2. Peraturan Pemerintah Nomor 6 tahun 1975 tentang penyusunan APBD,pelaksanaan tata usaha
keuangan daerah, dan penyusunan perhitungan APBD.
3. Keputusan Mentri Dalam Negeri No. 900-099 Tahun 1980 tentang manual administrasi keuangan
daerah.
4. Peraturan Mentri Dalam Negeri No. 2 Tahun 1994 tentang pelaksanaan APBD.
5. Undang-Undang Nomor 18 tahun 1997 tentang Pajak Daerah dan Retribusi Daerah.

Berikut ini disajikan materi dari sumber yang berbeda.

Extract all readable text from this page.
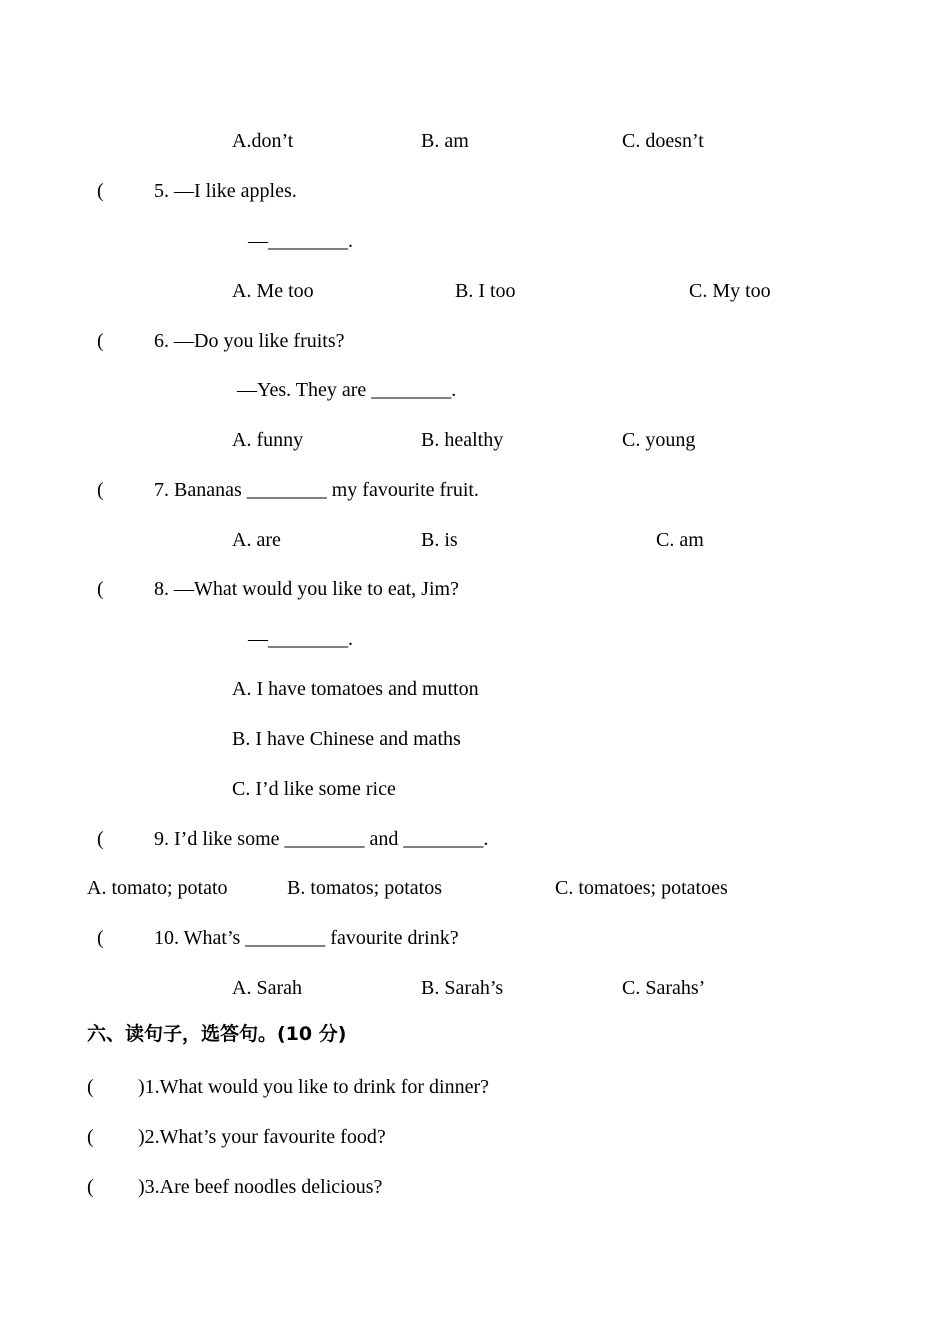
A.don’t	B. am	C. doesn’t
(	5. —I like apples.
—________.
A. Me too	B. I too	C. My too
(	6. —Do you like fruits?
—Yes. They are ________.
A. funny	B. healthy	C. young
(	7. Bananas ________ my favourite fruit.
A. are	B. is	C. am
(	8. —What would you like to eat, Jim?
—________.
A. I have tomatoes and mutton
B. I have Chinese and maths
C. I’d like some rice
(	9. I’d like some ________ and ________.
A. tomato; potato	B. tomatos; potatos	C. tomatoes; potatoes
(	10. What’s ________ favourite drink?
A. Sarah	B. Sarah’s	C. Sarahs’
六、读句子，选答句。(10 分)
( )1.What would you like to drink for dinner?
( )2.What’s your favourite food?
( )3.Are beef noodles delicious?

6. Keputusan Mendagri Nomor 3 tahun 1999 tentang bentuk dan susunan perhitungan APBD.
Berdasarkan peraturan diatas, karakter pengelolaan keuangan daerah di era pra reformasi dapat
dirinci sebagai berikut :
1. Pengertian Pmerintah Daerah adalah Kepala Daerah dan DPRD (pasal 13 ayat (1) UndangUndang Nomor 5 tahun 1975). Artinya,tidak terdapat pemisahan secara konkrit antara eksekutif
dan legislatif.
2. Perhitungan APBD berdiri sendiri, terpisah dari pertanggungjawaban Kepala Daerah (pasal 33
Peraturan Pemerintah Nomor 6 tahun 1975).
3. Bentuk laporan perhitungan APBD terdiri atas :
a. Perhitungan APBD.
b. Nota Perhitungan.
c. Perhitungan Kas dan Pencocokan antar Sisa Kas dan Sisa Perhitungan dilengkapi dengan
lampiran ringkasan perhitungan pendapatan dan belanja (Peraturan Pemerintah Nomor 6
tahun 1975 dan Keputusan Mendagri nomor 3 tahun 1999).

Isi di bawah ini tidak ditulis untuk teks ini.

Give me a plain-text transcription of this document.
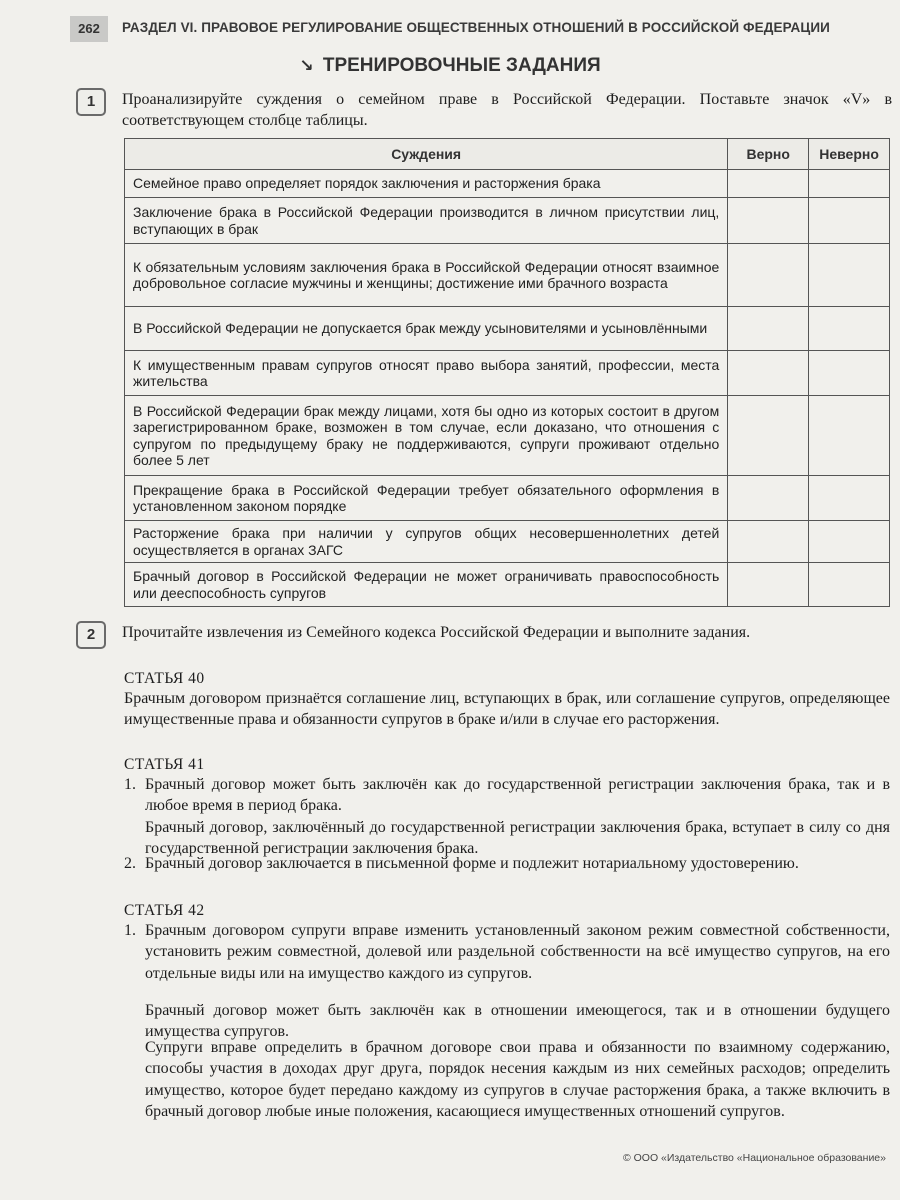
262	РАЗДЕЛ VI. ПРАВОВОЕ РЕГУЛИРОВАНИЕ ОБЩЕСТВЕННЫХ ОТНОШЕНИЙ В РОССИЙСКОЙ ФЕДЕРАЦИИ
↘ ТРЕНИРОВОЧНЫЕ ЗАДАНИЯ
1	Проанализируйте суждения о семейном праве в Российской Федерации. Поставьте значок «V» в соответствующем столбце таблицы.
Суждения	Верно	Неверно
Семейное право определяет порядок заключения и расторжения брака		
Заключение брака в Российской Федерации производится в личном присутствии лиц, вступающих в брак		
К обязательным условиям заключения брака в Российской Федерации относят взаимное добровольное согласие мужчины и женщины; достижение ими брачного возраста		
В Российской Федерации не допускается брак между усыновителями и усыновлёнными		
К имущественным правам супругов относят право выбора занятий, профессии, места жительства		
В Российской Федерации брак между лицами, хотя бы одно из которых состоит в другом зарегистрированном браке, возможен в том случае, если доказано, что отношения с супругом по предыдущему браку не поддерживаются, супруги проживают отдельно более 5 лет		
Прекращение брака в Российской Федерации требует обязательного оформления в установленном законом порядке		
Расторжение брака при наличии у супругов общих несовершеннолетних детей осуществляется в органах ЗАГС		
Брачный договор в Российской Федерации не может ограничивать правоспособность или дееспособность супругов		
2	Прочитайте извлечения из Семейного кодекса Российской Федерации и выполните задания.
СТАТЬЯ 40
Брачным договором признаётся соглашение лиц, вступающих в брак, или соглашение супругов, определяющее имущественные права и обязанности супругов в браке и/или в случае его расторжения.
СТАТЬЯ 41
1. Брачный договор может быть заключён как до государственной регистрации заключения брака, так и в любое время в период брака.
Брачный договор, заключённый до государственной регистрации заключения брака, вступает в силу со дня государственной регистрации заключения брака.
2. Брачный договор заключается в письменной форме и подлежит нотариальному удостоверению.
СТАТЬЯ 42
1. Брачным договором супруги вправе изменить установленный законом режим совместной собственности, установить режим совместной, долевой или раздельной собственности на всё имущество супругов, на его отдельные виды или на имущество каждого из супругов.
Брачный договор может быть заключён как в отношении имеющегося, так и в отношении будущего имущества супругов.
Супруги вправе определить в брачном договоре свои права и обязанности по взаимному содержанию, способы участия в доходах друг друга, порядок несения каждым из них семейных расходов; определить имущество, которое будет передано каждому из супругов в случае расторжения брака, а также включить в брачный договор любые иные положения, касающиеся имущественных отношений супругов.
© ООО «Издательство «Национальное образование»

4. Pinjaman, baik pinjaman Pemda maupun pinjaman BUMD,diperhiyungkan sebagai pendapatan
pemerintah daerah, yang dalam struktur APBD menurut Kepmendagri No.903-057 Tahun 1988

tentang Penyempurnaan Bentuk dan Susunan Anggaran Pendapatan Daerah masuk dalam pos
Penerimaan Pembangunan.
5. Unsur-unsur yang terlibat dalam penyusunan APBD adalah Pemerintah Daerah yang terdiri atas
Kepala Daerah dan DPRD saja, belum melibatkan masyarakat.

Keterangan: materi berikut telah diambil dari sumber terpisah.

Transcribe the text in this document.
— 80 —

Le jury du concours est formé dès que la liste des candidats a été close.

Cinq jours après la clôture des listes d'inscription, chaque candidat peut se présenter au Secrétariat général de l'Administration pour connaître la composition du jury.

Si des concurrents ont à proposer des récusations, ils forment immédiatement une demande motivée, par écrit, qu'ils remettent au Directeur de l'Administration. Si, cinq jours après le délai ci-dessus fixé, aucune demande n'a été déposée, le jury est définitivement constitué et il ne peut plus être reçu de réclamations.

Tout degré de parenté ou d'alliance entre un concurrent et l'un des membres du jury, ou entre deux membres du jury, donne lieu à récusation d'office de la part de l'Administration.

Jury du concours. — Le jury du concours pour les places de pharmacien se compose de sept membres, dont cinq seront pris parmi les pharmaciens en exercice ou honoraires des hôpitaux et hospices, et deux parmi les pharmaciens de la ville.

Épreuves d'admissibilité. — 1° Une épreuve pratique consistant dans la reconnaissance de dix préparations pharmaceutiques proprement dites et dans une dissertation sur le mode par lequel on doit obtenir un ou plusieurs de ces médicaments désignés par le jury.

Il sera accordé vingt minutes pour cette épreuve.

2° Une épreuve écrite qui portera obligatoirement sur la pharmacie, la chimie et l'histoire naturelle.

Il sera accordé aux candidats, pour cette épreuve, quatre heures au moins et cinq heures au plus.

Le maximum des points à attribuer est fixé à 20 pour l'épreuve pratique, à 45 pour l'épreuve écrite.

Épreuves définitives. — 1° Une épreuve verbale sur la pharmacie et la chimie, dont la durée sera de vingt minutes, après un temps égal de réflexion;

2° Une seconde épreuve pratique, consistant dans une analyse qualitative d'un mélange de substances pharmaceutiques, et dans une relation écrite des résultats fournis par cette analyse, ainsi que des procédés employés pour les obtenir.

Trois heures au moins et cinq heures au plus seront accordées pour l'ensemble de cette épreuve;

6. Indikator kinerja Pemerintah Daerah mencakup :
a. Perbandingan antara anggaran dan realisasinya.
b. Perbandingan antara standar biaya dan realisasinya.
c. Target dan persentase fisik proyek yang tercantum dalam penjabaran Perhitungan APBD
(Peraturan Pemerintah Nomor 6 Tahun 1975 tentang Cara Penyusunan APBD, Pelaksanaan
Tata Usaha Keuangan Daerah, dan Penyusunan Perhitungan APBD).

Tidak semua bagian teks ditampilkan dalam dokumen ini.